Sammarco, GJ. 1982. Le pied et la cheville dans le ballet classique et la danse moderne. Dans Troubles du pied, édité par MH Jahss. Philadelphie, Pennsylvanie : WB Saunders.

Sataloff, RT. 1991. Voix professionnelle : la science et l'art des soins cliniques. New York : Raven Press.

—. 1995. Médicaments et leurs effets sur la voix. Journal du chant 52 (1): 47-52.

—. 1996. Pollution : Conséquences pour les chanteurs. Journal du chant 52 (3): 59-64.

Schall, EL, CH Powell, GA Gellin et MM Key. 1969. Dangers pour les danseurs go-go exposés à la lumière « noire » des ampoules fluorescentes. Am Ind Hyg Assoc J 30: 413-416.

Schnitt, JM et D Schnitt. 1987. Aspects psychologiques de la danse. Dans La science de la formation en danse, édité par P Clarkson et M Skrinar. Champaign, Illinois : Human Kinetics Press.

Seals, J. 1987. Surfaces de danse. Dans Médecine de la danse : un guide complet, édité par A Ryan et RE Stephens. Chicago, Illinois : Pluribus Press.

Sofue, I, Y Yamamura, K Ando, ​​M Iida et T Takayanagi. 1968. Polyneuropathie N-hexane. Clinique Neurol 8: 393-403.

Stewart, R et C Merlu. 1976. Danger du décapant pour peinture.
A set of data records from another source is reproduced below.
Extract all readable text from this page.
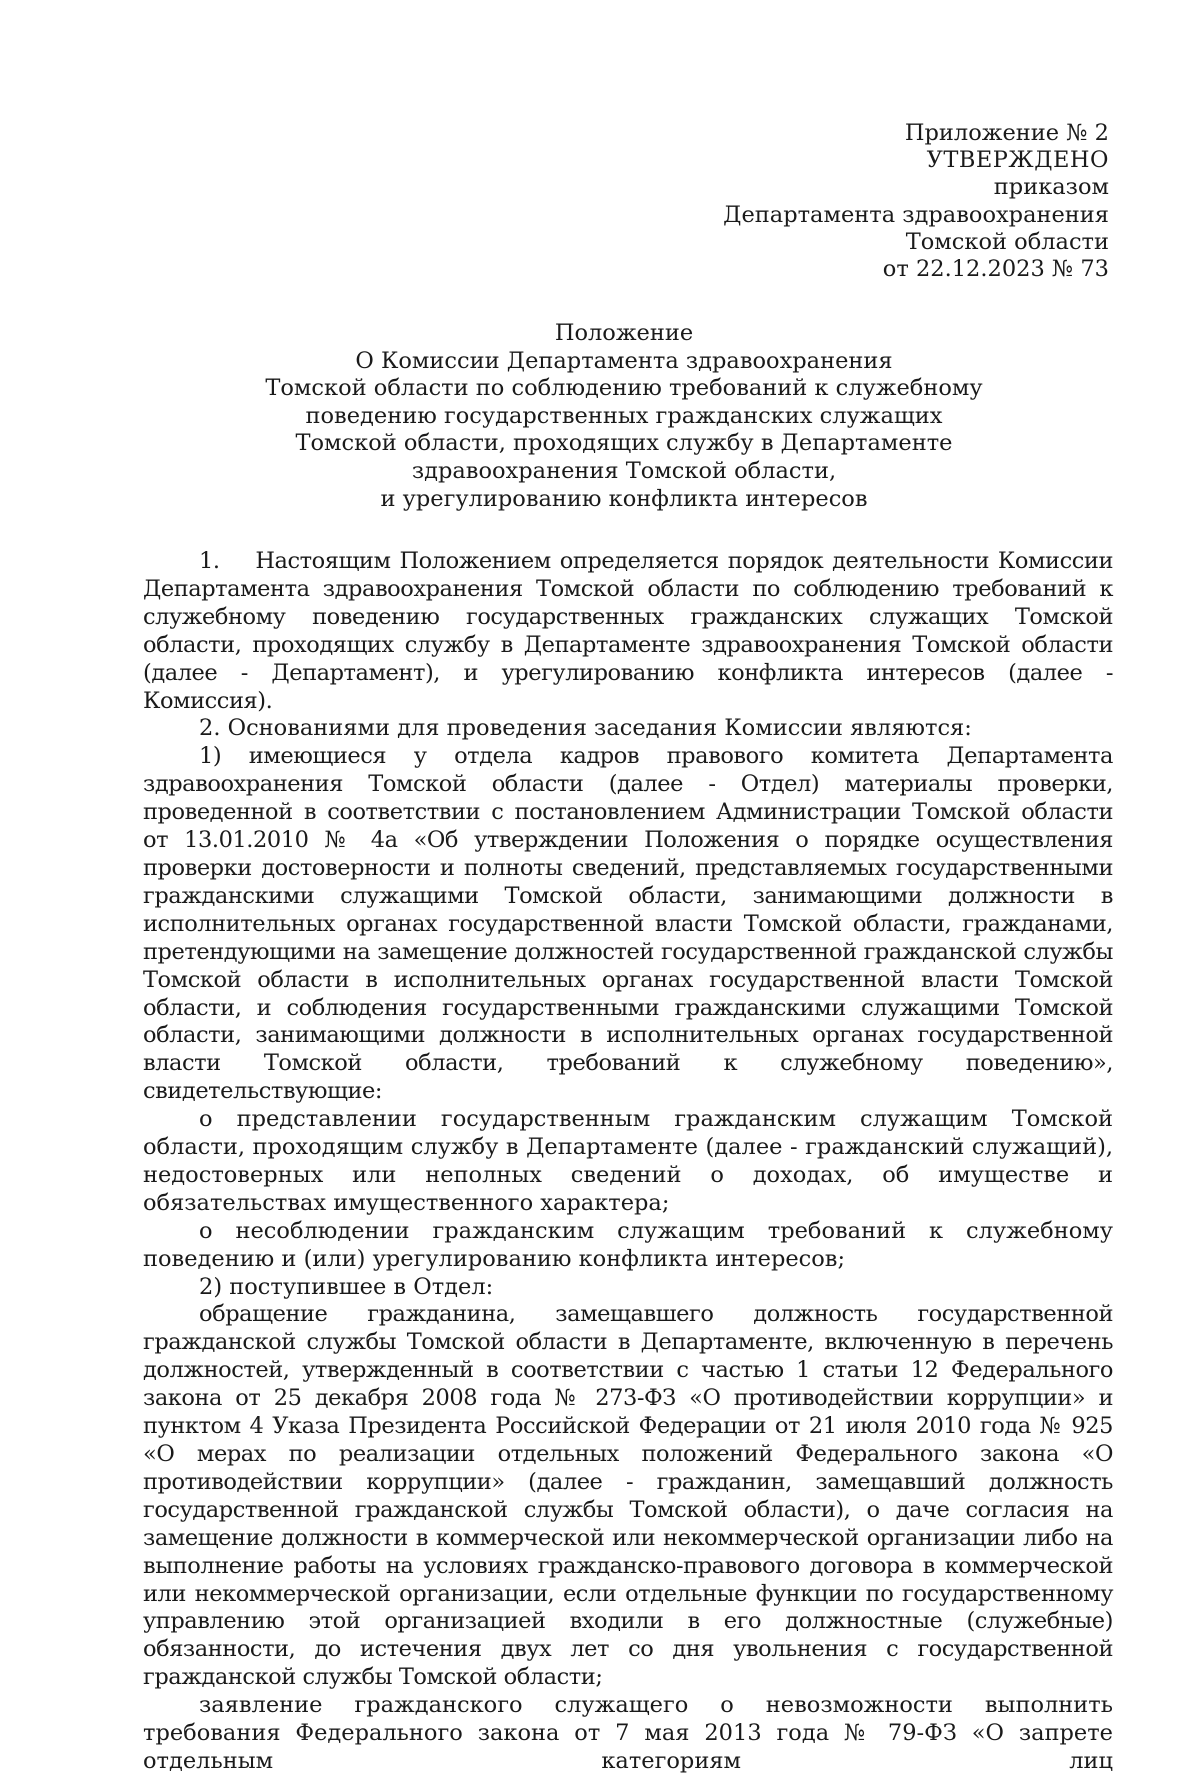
Приложение № 2
УТВЕРЖДЕНО
приказом
Департамента здравоохранения
Томской области
от 22.12.2023 № 73
Положение
О Комиссии Департамента здравоохранения
Томской области по соблюдению требований к служебному
поведению государственных гражданских служащих
Томской области, проходящих службу в Департаменте
здравоохранения Томской области,
и урегулированию конфликта интересов

1.    Настоящим Положением определяется порядок деятельности Комиссии Департамента здравоохранения Томской области по соблюдению требований к служебному поведению государственных гражданских служащих Томской области, проходящих службу в Департаменте здравоохранения Томской области (далее - Департамент), и урегулированию конфликта интересов (далее - Комиссия).

2. Основаниями для проведения заседания Комиссии являются:

1) имеющиеся у отдела кадров правового комитета Департамента здравоохранения Томской области (далее - Отдел) материалы проверки, проведенной в соответствии с постановлением Администрации Томской области от 13.01.2010 № 4а «Об утверждении Положения о порядке осуществления проверки достоверности и полноты сведений, представляемых государственными гражданскими служащими Томской области, занимающими должности в исполнительных органах государственной власти Томской области, гражданами, претендующими на замещение должностей государственной гражданской службы Томской области в исполнительных органах государственной власти Томской области, и соблюдения государственными гражданскими служащими Томской области, занимающими должности в исполнительных органах государственной власти Томской области, требований к служебному поведению», свидетельствующие:

о представлении государственным гражданским служащим Томской области, проходящим службу в Департаменте (далее - гражданский служащий), недостоверных или неполных сведений о доходах, об имуществе и обязательствах имущественного характера;

о несоблюдении гражданским служащим требований к служебному поведению и (или) урегулированию конфликта интересов;

2) поступившее в Отдел:

обращение гражданина, замещавшего должность государственной гражданской службы Томской области в Департаменте, включенную в перечень должностей, утвержденный в соответствии с частью 1 статьи 12 Федерального закона от 25 декабря 2008 года № 273-ФЗ «О противодействии коррупции» и пунктом 4 Указа Президента Российской Федерации от 21 июля 2010 года № 925 «О мерах по реализации отдельных положений Федерального закона «О противодействии коррупции» (далее - гражданин, замещавший должность государственной гражданской службы Томской области), о даче согласия на замещение должности в коммерческой или некоммерческой организации либо на выполнение работы на условиях гражданско-правового договора в коммерческой или некоммерческой организации, если отдельные функции по государственному управлению этой организацией входили в его должностные (служебные) обязанности, до истечения двух лет со дня увольнения с государственной гражданской службы Томской области;

заявление гражданского служащего о невозможности выполнить требования Федерального закона от 7 мая 2013 года № 79-ФЗ «О запрете отдельным категориям лиц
JAMA 235: 398.

Tan, TC, HC Tsang et LL Wong. 1990. Enquêtes sur le bruit dans les discothèques à Hong Kong. Santé Ind 28 (1): 37-40.
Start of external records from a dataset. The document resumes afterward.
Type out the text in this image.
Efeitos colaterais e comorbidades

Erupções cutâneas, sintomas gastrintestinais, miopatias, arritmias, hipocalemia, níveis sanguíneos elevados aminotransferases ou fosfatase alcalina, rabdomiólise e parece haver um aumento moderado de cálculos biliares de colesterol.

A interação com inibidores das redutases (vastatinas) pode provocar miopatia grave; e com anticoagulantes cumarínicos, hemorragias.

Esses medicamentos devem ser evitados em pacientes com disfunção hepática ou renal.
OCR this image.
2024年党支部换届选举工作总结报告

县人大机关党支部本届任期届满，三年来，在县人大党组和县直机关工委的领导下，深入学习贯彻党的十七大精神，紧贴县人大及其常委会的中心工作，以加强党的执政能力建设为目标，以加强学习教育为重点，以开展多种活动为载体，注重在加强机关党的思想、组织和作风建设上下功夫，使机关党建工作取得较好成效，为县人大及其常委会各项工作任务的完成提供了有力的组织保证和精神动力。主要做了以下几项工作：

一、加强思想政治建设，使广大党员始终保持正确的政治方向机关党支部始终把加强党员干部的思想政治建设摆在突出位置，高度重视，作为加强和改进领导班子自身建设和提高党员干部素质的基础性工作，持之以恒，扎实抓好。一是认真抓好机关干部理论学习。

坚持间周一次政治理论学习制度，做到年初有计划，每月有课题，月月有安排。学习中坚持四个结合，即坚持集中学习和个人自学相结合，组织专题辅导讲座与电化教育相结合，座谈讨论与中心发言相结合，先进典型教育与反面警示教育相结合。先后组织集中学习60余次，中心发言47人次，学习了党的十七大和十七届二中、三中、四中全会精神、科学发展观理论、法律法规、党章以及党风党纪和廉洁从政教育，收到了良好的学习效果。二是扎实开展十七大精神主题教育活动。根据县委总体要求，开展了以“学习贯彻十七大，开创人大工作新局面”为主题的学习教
Teitz, C, RM Harrington et H Wiley. 1985. Pression sur le pied dans les chaussures pointues. Cheville de pied 5: 216-221.

VanderGriend, RA, FH Savoie et JL Hughes. 1991. Fracture de la cheville. Dans Fractures de Rockwood et Green chez l'adulte, édité par CA Rockwood, DP Green et RW Bucholz. Philadelphie, Pennsylvanie : JB Lippincott Co.

Warren, M, J Brooks-Gunn et L Hamilton. 1986. Scoliose et fracture chez les jeunes danseurs de ballet : Relation avec l'âge de la ménarche retardée et l'aménorrhée. New Engl J Med 314: 1338-1353.

Organisation mondiale de la santé (OMS). 1976. Réunion sur l'organisation des soins de santé dans les petites industries. Genève : OMS.

Zeitels, S. 1995. Épithélium précancéreux et cancer microinvasif de la corde vocale : l'évolution de la prise en charge phonomicrochirurgicale. laryngoscope 105 (3): 1-51.